Request for a resource when generated by the client is routed to an appropriate Resource Region (present in one Amazon EC2 Region). The request is routed to the region closest to the client's location. This is done automatically by Amazon. The request first lands on the Elastic Load Balancer (ELB) of the Resource Region. The ELB sends the resource request to one of the region servers. This forwarding of requests is based on the ELB's request distribution algorithm. The region servers are auto-scaled which means that the number of servers will increase or decrease as the resource requests increase or decrease. There can be different auto-scaling criteria like bandwidth, requests per second, idle CPU time, etc. Once the request reaches the region server, the server determines the cluster to which the request should be forwarded (based on the resource type). The region server then forwards the request to the ELB of the selected cluster. The cluster ELB then routes the request to one of the cluster servers. The cluster servers are auto-scaled just like the region servers. When the request is received by the cluster server, the cluster server uses consistent hashing to figure out what ring cluster to forward the request to.
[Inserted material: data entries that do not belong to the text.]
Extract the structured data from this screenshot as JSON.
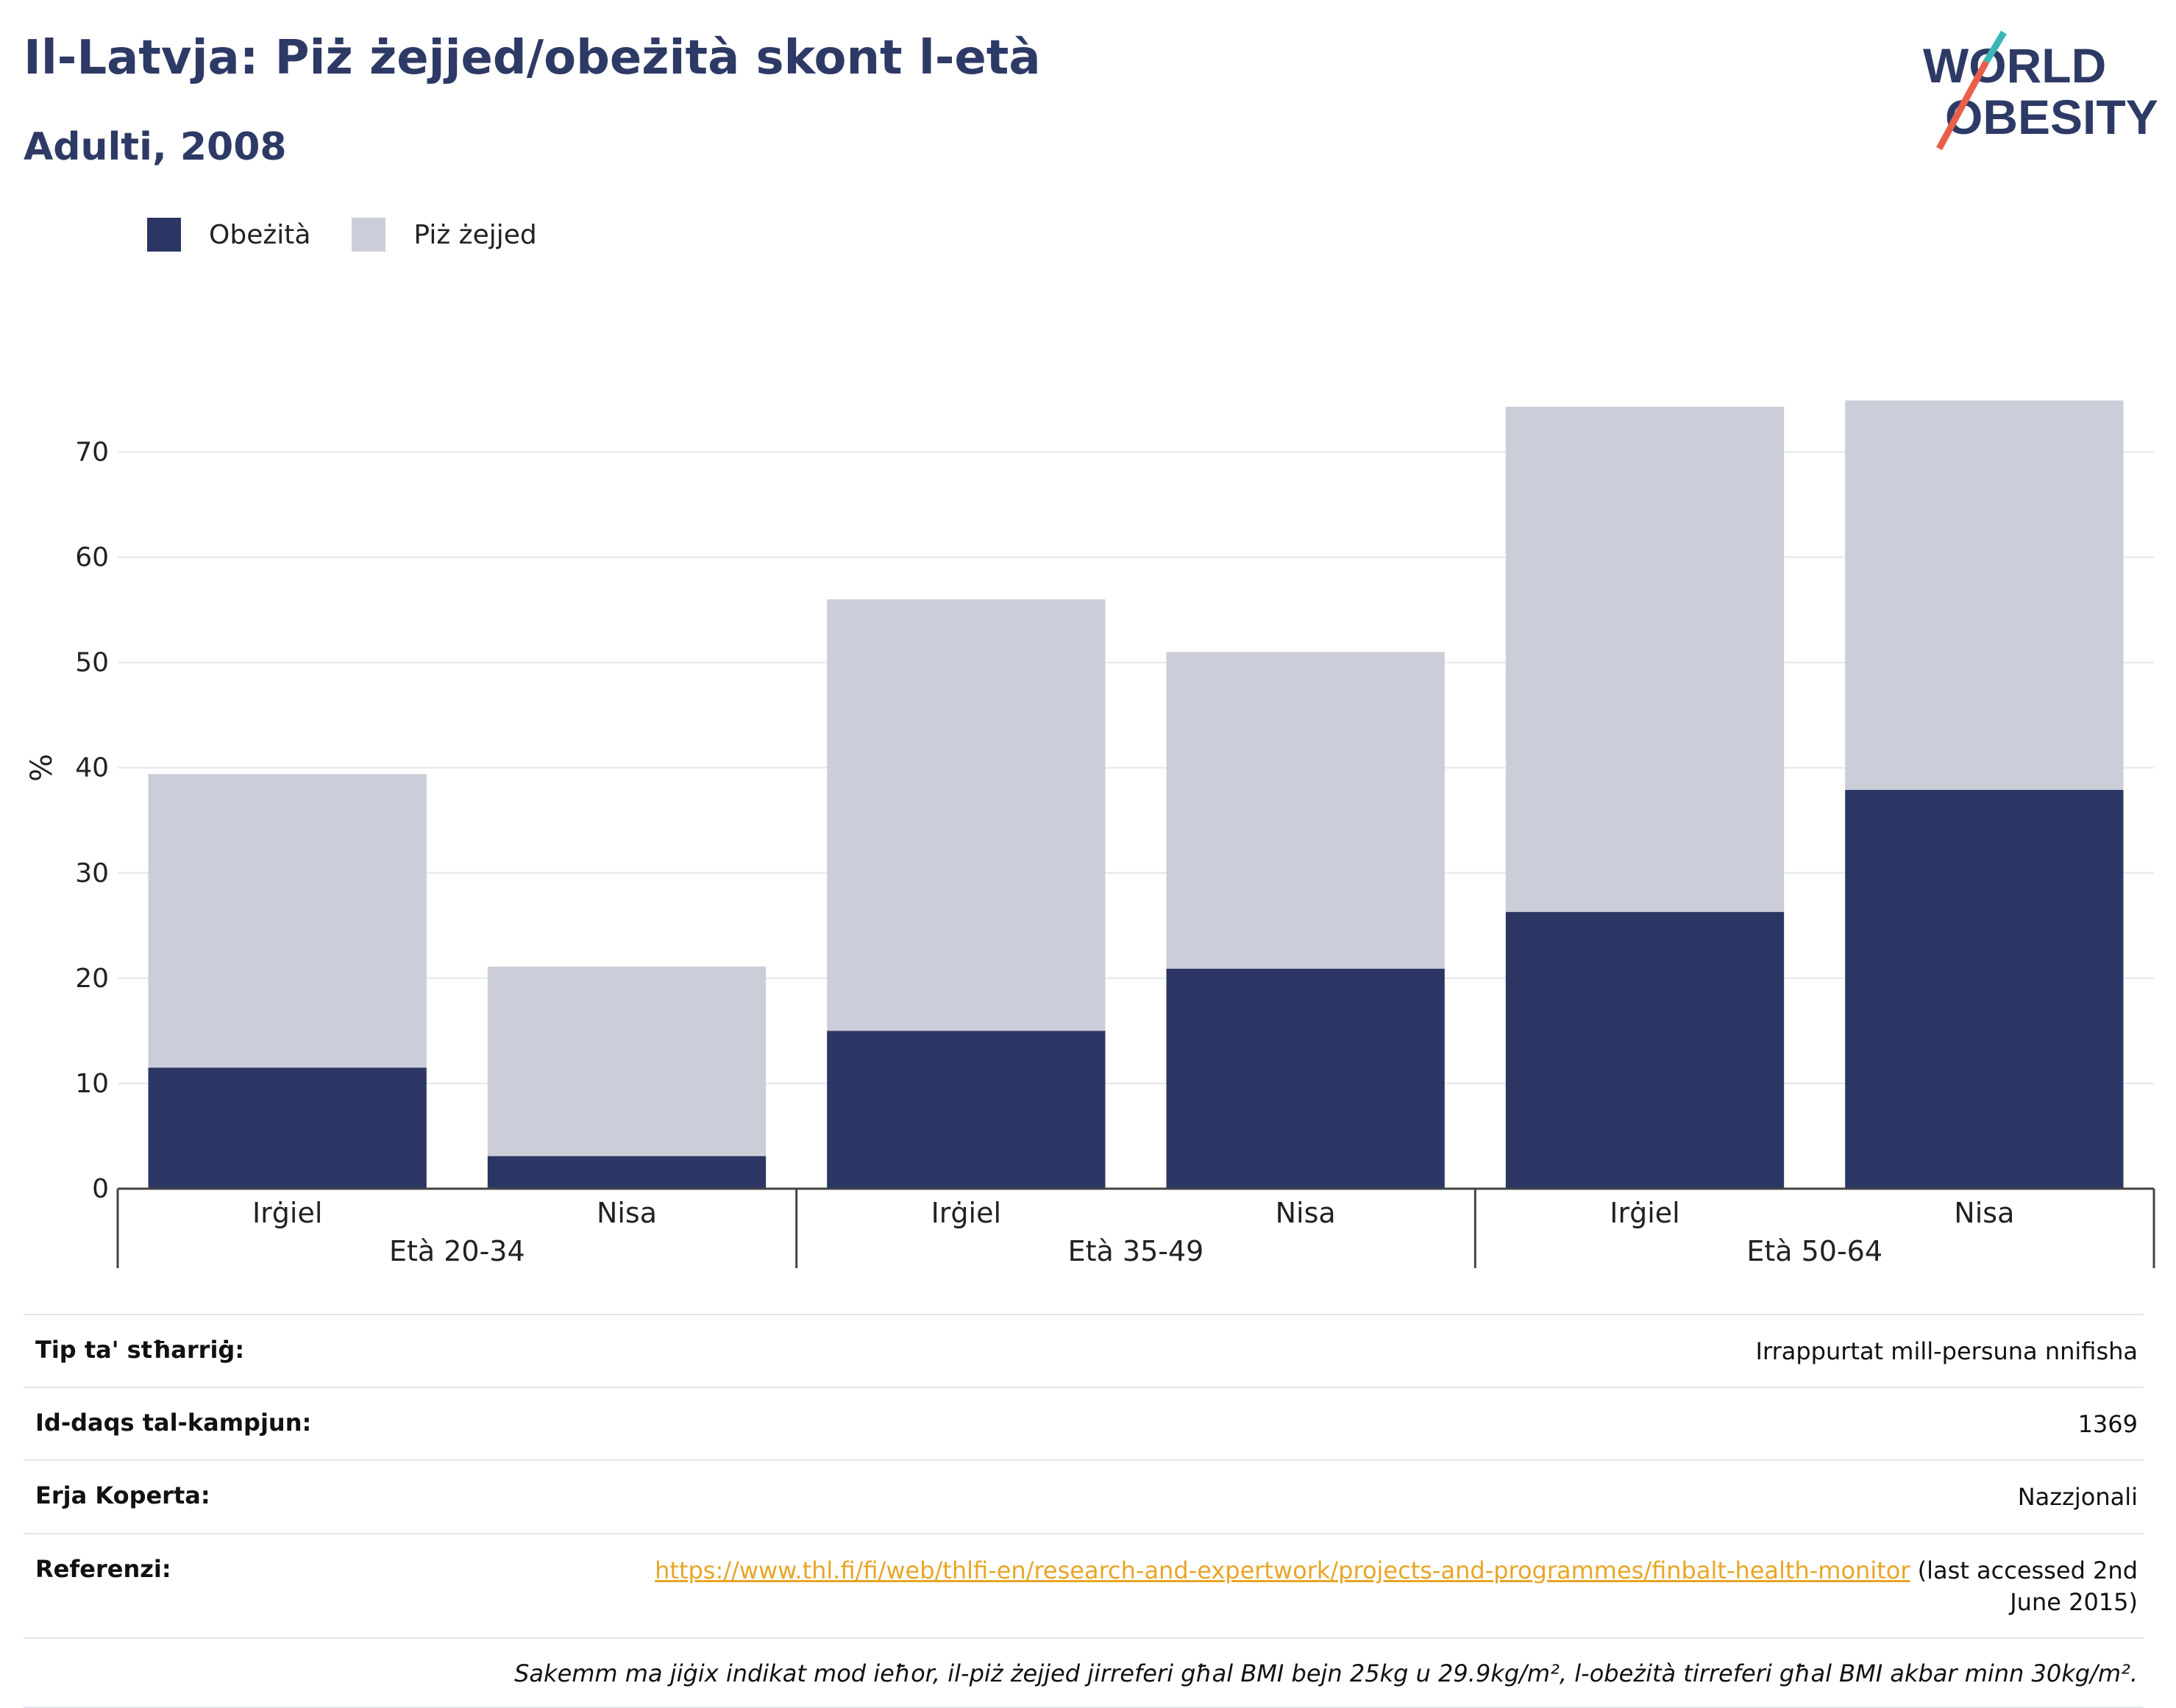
{
  "header": {
    "title": "Il-Latvja: Piż żejjed/obeżità skont l-età",
    "subtitle": "Adulti, 2008"
  },
  "logo": {
    "line1": "WORLD",
    "line2": "OBESITY",
    "accent_teal": "#3ab6b8",
    "accent_red": "#e8604c"
  },
  "legend": [
    {
      "label": "Obeżità",
      "color": "#2b3664"
    },
    {
      "label": "Piż żejjed",
      "color": "#cbcdd9"
    }
  ],
  "chart_data": {
    "type": "bar",
    "stacked": true,
    "ylabel": "%",
    "ylim": [
      0,
      78
    ],
    "yticks": [
      0,
      10,
      20,
      30,
      40,
      50,
      60,
      70
    ],
    "grid": true,
    "legend_position": "top-left",
    "groups": [
      {
        "label": "Età 20-34",
        "categories": [
          "Irġiel",
          "Nisa"
        ]
      },
      {
        "label": "Età 35-49",
        "categories": [
          "Irġiel",
          "Nisa"
        ]
      },
      {
        "label": "Età 50-64",
        "categories": [
          "Irġiel",
          "Nisa"
        ]
      }
    ],
    "series": [
      {
        "name": "Obeżità",
        "color": "#2b3664",
        "values": [
          11.5,
          3.1,
          15.0,
          20.9,
          26.3,
          37.9
        ]
      },
      {
        "name": "Piż żejjed",
        "color": "#cbcdd9",
        "values": [
          27.9,
          18.0,
          41.0,
          30.1,
          48.0,
          37.0
        ]
      }
    ]
  },
  "meta": {
    "rows": [
      {
        "key": "Tip ta' stħarriġ:",
        "value": "Irrappurtat mill-persuna nnifisha"
      },
      {
        "key": "Id-daqs tal-kampjun:",
        "value": "1369"
      },
      {
        "key": "Erja Koperta:",
        "value": "Nazzjonali"
      }
    ],
    "reference": {
      "key": "Referenzi:",
      "link": "https://www.thl.fi/fi/web/thlfi-en/research-and-expertwork/projects-and-programmes/finbalt-health-monitor",
      "suffix": " (last accessed 2nd June 2015)"
    },
    "note": "Sakemm ma jiġix indikat mod ieħor, il-piż żejjed jirreferi għal BMI bejn 25kg u 29.9kg/m², l-obeżità tirreferi għal BMI akbar minn 30kg/m²."
  }
}
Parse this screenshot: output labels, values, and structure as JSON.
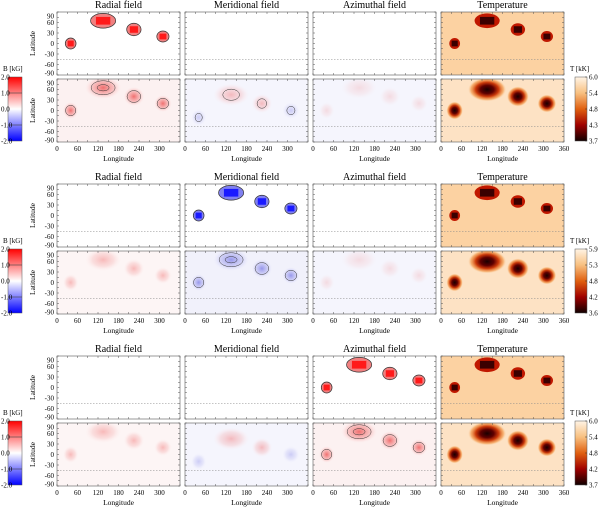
{
  "axes": {
    "ylabel": "Latitude",
    "xlabel": "Longitude",
    "lat_ticks": [
      "90",
      "60",
      "30",
      "0",
      "-30",
      "-60",
      "-90"
    ],
    "lon_ticks": [
      "0",
      "60",
      "120",
      "180",
      "240",
      "300"
    ],
    "lon_ticks_last": [
      "0",
      "60",
      "120",
      "180",
      "240",
      "300",
      "360"
    ]
  },
  "groups": [
    {
      "titles": [
        "Radial field",
        "Meridional field",
        "Azimuthal field",
        "Temperature"
      ],
      "active_component": "radial",
      "active_sign": "positive",
      "b_colorbar": {
        "label": "B [kG]",
        "ticks": [
          "2.0",
          "1.0",
          "0.0",
          "-1.0",
          "-2.0"
        ]
      },
      "t_colorbar": {
        "label": "T [kK]",
        "ticks": [
          "6.0",
          "5.4",
          "4.8",
          "4.3",
          "3.7"
        ]
      }
    },
    {
      "titles": [
        "Radial field",
        "Meridional field",
        "Azimuthal field",
        "Temperature"
      ],
      "active_component": "meridional",
      "active_sign": "negative",
      "b_colorbar": {
        "label": "B [kG]",
        "ticks": [
          "2.0",
          "1.0",
          "0.0",
          "-1.0",
          "-2.0"
        ]
      },
      "t_colorbar": {
        "label": "T [kK]",
        "ticks": [
          "5.9",
          "5.3",
          "4.8",
          "4.2",
          "3.6"
        ]
      }
    },
    {
      "titles": [
        "Radial field",
        "Meridional field",
        "Azimuthal field",
        "Temperature"
      ],
      "active_component": "azimuthal",
      "active_sign": "positive",
      "b_colorbar": {
        "label": "B [kG]",
        "ticks": [
          "2.0",
          "1.0",
          "0.0",
          "-1.0",
          "-2.0"
        ]
      },
      "t_colorbar": {
        "label": "T [kK]",
        "ticks": [
          "6.0",
          "5.4",
          "4.8",
          "4.2",
          "3.7"
        ]
      }
    }
  ],
  "colors": {
    "positive": "#ff1a1a",
    "negative": "#1a1aff",
    "spot_dark": "#3a0000",
    "photosphere": "#fcd2a2"
  },
  "chart_data": {
    "type": "heatmap",
    "xlim": [
      0,
      360
    ],
    "ylim": [
      -90,
      90
    ],
    "b_range_kG": [
      -2.0,
      2.0
    ],
    "reference_latitude_line": -45,
    "spots": [
      {
        "lon": 40,
        "lat": 0,
        "dlon": 15,
        "dlat": 15
      },
      {
        "lon": 135,
        "lat": 65,
        "dlon": 35,
        "dlat": 20
      },
      {
        "lon": 225,
        "lat": 40,
        "dlon": 20,
        "dlat": 17
      },
      {
        "lon": 310,
        "lat": 20,
        "dlon": 17,
        "dlat": 15
      }
    ]
  }
}
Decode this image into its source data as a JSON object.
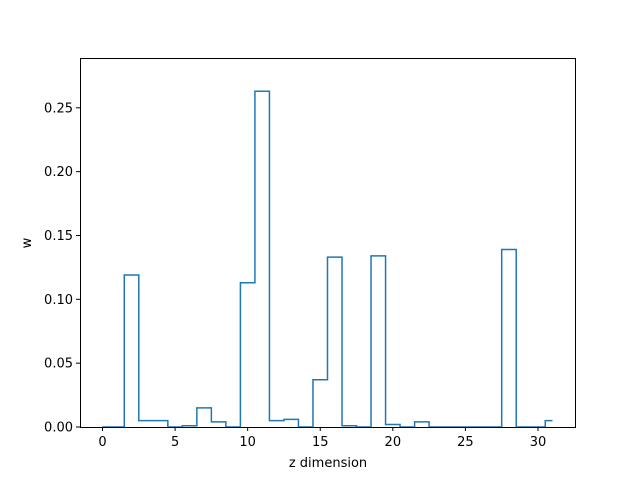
{
  "chart_data": {
    "type": "line",
    "drawstyle": "steps-mid",
    "title": "",
    "xlabel": "z dimension",
    "ylabel": "w",
    "xlim": [
      -1.55,
      32.55
    ],
    "ylim": [
      0,
      0.289
    ],
    "x_ticks": [
      0,
      5,
      10,
      15,
      20,
      25,
      30
    ],
    "y_ticks": [
      0.0,
      0.05,
      0.1,
      0.15,
      0.2,
      0.25
    ],
    "y_tick_labels": [
      "0.00",
      "0.05",
      "0.10",
      "0.15",
      "0.20",
      "0.25"
    ],
    "grid": false,
    "legend": "none",
    "series": [
      {
        "color": "#1f77b4",
        "x": [
          0,
          1,
          2,
          3,
          4,
          5,
          6,
          7,
          8,
          9,
          10,
          11,
          12,
          13,
          14,
          15,
          16,
          17,
          18,
          19,
          20,
          21,
          22,
          23,
          24,
          25,
          26,
          27,
          28,
          29,
          30,
          31
        ],
        "values": [
          0.0,
          0.0,
          0.119,
          0.005,
          0.005,
          0.0,
          0.001,
          0.015,
          0.004,
          0.0,
          0.113,
          0.263,
          0.005,
          0.006,
          0.0,
          0.037,
          0.133,
          0.001,
          0.0,
          0.134,
          0.002,
          0.0,
          0.004,
          0.0,
          0.0,
          0.0,
          0.0,
          0.0,
          0.139,
          0.0,
          0.0,
          0.005
        ]
      }
    ]
  }
}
After identifying the ring cluster, the request is forwarded to the ring cluster ELB. This ELB then forwards the request to any MySQL ring server. MySQL ring server has a web service that takes the resource ID and looks for the resource in the database. It then returns the appropriate response (resourceLocation or notFound). Unlike the other servers (region and cluster), the ring servers are not auto-scaled. For ease of deployment and re-use, we will use server templates for Region Server, Cluster Server, Ring Server. The templates will contain all of the necessary server configuration. All we need to do to add an additional pre-configured server is spawn

another instance of a template. We can also clone the Ring Cluster (Farm Cloning) to create a new Ring Cluster when we need more rings, in the case of new resources being added to the system.

Security

All of the servers will be closed to public access. Only for the reason of region synchronization will the cluster servers be allowed to connect to the cluster server of the neighbor region.

Testing Clusters

Now that the regional architecture is set up, we also need to simulate millions of users accessing the data concurrently across all seven regions of the EC2 platform. The following diagram is an example of how we plan on testing our region architecture described above:

We will create a separate instance of the EC2 platform which will send requests to our regional architecture at a predefined rate. These instances will be known as the Tester instances. The Tester instances will take advantage of predefined tools and use our Tester template to spawn multiple instances of a tester for each region, which will allow us to scale up the number of requests and analyze the network traffic and bandwidth used. This approach allows us to create as many or as few requests per second as we want for testing purposes.